As in every year, 2015 in Asia was marked by natural and man-made tragedies, such as the devastating Nepal earthquake and the persecution of minorities like Myanmar’s Rohingyas. There were also surprises, including democratic opposition victory in January’s Sri Lankan presidential election and Aung San Suu Kyi’s party’s landslide win in Myanmar’s November elections.
But beyond such specifics, a broad and continuing theme was a growing sense throughout the region of intensified competition between China and the United States being played out in both the economic and security realms. Ironically, this was occurring as U.S.-China cooperation is also increasing.
Long a force of global growth, China’s economy is visibly struggling. Based on exports and government-led investment, the old model is sputtering, and Chinese leaders are seeking a new model based on domestic consumer demand and higher
value-added manufacturing and service industries. While the transition is touted as normal and planned, it is anything but easy as this summer’s wild China stock market ride demonstrated. The government has uncertainly intervened in markets, devalued the currency, maintained easy monetary policies, and seems set on adding fiscal stimulus in only partially successful efforts to contain damage and prop up growth.
By the end of the year, it appeared that India had replaced China as the region’s fastest-growing big economy, although accurate economic statistics are problematic for both. Still, despite enormous inefficiencies in the state-owned sector and demographic headwinds as its labor force ages, China claims to be growing at about 7 percent annually, and hopes for 6.5 percent through 2020. This will propel it, with its huge population, ahead of the United States as the world’s largest overall economy, even if still a much poorer one on a per-capita basis.
Meanwhile, the United States was the world’s economic bright spot. The U.S. economy was steady if still fragile in some areas; unemployment at
5 percent had dropped to half the recession peak; and low oil prices helped keep inflation in check.
A significant achievement was the conclusion, against long odds, of the Trans-Pacific Partnership (TPP), a U.S.-led, 12-nation agreement that sets high trade and investment standards. Since many of the partners already have freer trade with each other, the TPP is less significant for immediate business benefit than it is for setting longer-term, compatible global trade norms and standards.
Even though not ratified yet, the TPP placed the U.S. again in the center of the region’s economy. Countries not in the TPP, including
Korea, Indonesia, Thailand, the Philippines and China, are urgently seeking pathways to join the agreement or move toward TPP-like standards. China, for example, has given new emphasis to bilateral investment negotiations with the United States, and is pushing for broader trade arrangements among APEC economies.

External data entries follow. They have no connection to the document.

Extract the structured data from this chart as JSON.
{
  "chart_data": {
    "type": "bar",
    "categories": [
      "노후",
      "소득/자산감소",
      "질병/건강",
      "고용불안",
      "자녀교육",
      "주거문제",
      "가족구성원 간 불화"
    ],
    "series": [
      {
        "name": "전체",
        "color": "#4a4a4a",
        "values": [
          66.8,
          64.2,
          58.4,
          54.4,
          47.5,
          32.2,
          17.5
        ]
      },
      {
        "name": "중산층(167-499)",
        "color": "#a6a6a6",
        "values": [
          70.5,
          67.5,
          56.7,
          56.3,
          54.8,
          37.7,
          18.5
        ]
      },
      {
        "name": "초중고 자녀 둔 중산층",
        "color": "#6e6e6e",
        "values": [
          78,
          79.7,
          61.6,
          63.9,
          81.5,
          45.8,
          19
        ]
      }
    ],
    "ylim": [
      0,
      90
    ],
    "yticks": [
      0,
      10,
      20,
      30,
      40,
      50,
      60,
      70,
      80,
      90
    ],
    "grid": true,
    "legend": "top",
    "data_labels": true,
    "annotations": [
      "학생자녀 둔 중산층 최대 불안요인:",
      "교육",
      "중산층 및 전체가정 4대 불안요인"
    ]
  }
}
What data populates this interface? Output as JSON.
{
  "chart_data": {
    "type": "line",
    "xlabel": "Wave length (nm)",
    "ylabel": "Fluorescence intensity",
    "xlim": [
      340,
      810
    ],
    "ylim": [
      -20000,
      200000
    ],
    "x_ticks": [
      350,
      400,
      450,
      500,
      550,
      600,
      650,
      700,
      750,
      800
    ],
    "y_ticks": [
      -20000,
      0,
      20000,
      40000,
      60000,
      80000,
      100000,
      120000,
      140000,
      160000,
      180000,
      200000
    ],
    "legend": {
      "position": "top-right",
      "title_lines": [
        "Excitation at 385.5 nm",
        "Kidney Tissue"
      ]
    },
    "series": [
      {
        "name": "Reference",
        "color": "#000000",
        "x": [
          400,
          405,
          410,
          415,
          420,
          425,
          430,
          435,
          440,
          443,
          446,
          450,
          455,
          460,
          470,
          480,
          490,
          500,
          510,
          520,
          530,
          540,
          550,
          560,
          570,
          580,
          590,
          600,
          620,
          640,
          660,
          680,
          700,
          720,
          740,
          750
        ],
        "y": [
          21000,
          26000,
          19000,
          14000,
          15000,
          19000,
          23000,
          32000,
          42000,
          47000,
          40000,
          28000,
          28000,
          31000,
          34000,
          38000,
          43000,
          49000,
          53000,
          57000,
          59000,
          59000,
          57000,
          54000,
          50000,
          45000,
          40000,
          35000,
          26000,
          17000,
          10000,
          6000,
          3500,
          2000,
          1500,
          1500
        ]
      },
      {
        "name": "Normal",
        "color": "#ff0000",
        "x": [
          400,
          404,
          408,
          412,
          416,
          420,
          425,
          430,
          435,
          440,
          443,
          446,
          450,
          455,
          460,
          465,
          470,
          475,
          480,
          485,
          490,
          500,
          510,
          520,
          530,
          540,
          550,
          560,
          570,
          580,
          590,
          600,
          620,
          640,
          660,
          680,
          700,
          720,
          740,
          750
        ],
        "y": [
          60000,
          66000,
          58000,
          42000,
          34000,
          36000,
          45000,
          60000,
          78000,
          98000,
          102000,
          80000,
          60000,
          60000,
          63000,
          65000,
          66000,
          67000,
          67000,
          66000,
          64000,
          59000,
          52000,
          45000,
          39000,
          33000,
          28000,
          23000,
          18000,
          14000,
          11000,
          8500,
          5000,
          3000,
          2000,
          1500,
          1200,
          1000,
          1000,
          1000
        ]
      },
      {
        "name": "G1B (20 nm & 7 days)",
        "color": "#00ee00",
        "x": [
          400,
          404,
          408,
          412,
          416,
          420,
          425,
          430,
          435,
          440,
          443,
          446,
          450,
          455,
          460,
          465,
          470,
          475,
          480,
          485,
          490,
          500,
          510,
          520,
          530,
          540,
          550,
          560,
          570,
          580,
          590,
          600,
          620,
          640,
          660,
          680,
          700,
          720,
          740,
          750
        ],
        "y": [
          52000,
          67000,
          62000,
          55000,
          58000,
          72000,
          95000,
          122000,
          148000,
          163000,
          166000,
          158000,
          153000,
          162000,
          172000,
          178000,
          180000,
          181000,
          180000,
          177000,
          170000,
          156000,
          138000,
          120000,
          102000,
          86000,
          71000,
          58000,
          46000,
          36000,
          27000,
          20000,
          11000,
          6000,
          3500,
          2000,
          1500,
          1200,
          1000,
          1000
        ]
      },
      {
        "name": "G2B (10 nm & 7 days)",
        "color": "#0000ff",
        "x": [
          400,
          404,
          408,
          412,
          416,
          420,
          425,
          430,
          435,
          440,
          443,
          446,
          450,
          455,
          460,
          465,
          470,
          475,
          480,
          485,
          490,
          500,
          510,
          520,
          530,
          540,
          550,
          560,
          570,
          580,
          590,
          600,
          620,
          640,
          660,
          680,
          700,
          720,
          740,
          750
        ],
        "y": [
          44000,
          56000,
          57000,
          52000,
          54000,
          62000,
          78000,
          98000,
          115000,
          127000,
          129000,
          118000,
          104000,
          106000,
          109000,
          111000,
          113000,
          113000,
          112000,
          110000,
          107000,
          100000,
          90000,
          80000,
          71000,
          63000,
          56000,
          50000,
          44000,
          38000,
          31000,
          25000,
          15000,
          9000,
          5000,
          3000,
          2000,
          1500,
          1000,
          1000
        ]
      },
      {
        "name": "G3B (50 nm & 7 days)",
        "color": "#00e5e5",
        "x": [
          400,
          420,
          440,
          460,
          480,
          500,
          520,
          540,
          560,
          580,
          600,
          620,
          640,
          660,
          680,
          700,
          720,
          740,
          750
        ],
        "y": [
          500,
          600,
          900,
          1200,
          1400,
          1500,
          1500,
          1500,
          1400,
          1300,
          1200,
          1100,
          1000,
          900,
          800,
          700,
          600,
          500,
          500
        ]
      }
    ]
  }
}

Meanwhile, China’s biggest international achievements came in economic diplomacy, as it successfully launched the Asian Infrastructure Investment Bank with 57 founding countries, despite American opposition. In addition, President Xi Jinping’s complementary “One Belt, One Road” initiative seeks to build transportation, port, energy and other facilities across a broad swath of Eurasia and East Africa.
China’s international infrastructure thrust could potentially complement the U.S. trade approach for an economic win-win for the region. But on the security side, China’s assertive maritime claims and construction projects have raised troubling questions.
Geography has blessed China with a central land position in East Asia but confined it to limited maritime space. By laying claim to every rock, sandbar and reef that it can, even if close to neighboring countries, China looks narrowly self-interested and threatening, undercutting its diplomacy.
China’s artificial island-building program in the South China Sea alarmed neighbors and compelled the U.S. to conduct a freedom-of-navigation operation to show that such structures are not acceptable as a basis for territorial claims. Yet despite this and some exaggerated rhetoric, Chinese and American military-to-military engagement continues to expand.
In fact, overall it was a successful — almost dramatic — year in China-U.S. cooperation. The annual China-U.S. Strategic and Economic Dialogue in June and President Xi’s September state visit resulted in dozens of new agreements and initiatives. Visas have been liberalized and student and business interaction is growing remarkably. Chinese investment is pouring into U.S. localities. The Paris climate change conference outcome was enabled by commitments China and the U.S. made to each other beginning in late 2014. The two countries chaired an Afghanistan aid conference at the UN, and even such thorny issues as cybersecurity are being discussed. Despite many differences in areas such as human rights and freedom of expression, the two countries have many motivations for cooperating, especially on global issues.
Such enhanced China-U.S. cooperation could have enormous potential benefits for Hawaii institutions and businesses. With our location almost equidistant between Washington and Beijing, Hawaii is a natural meeting ground for the two countries most central to the world of the future.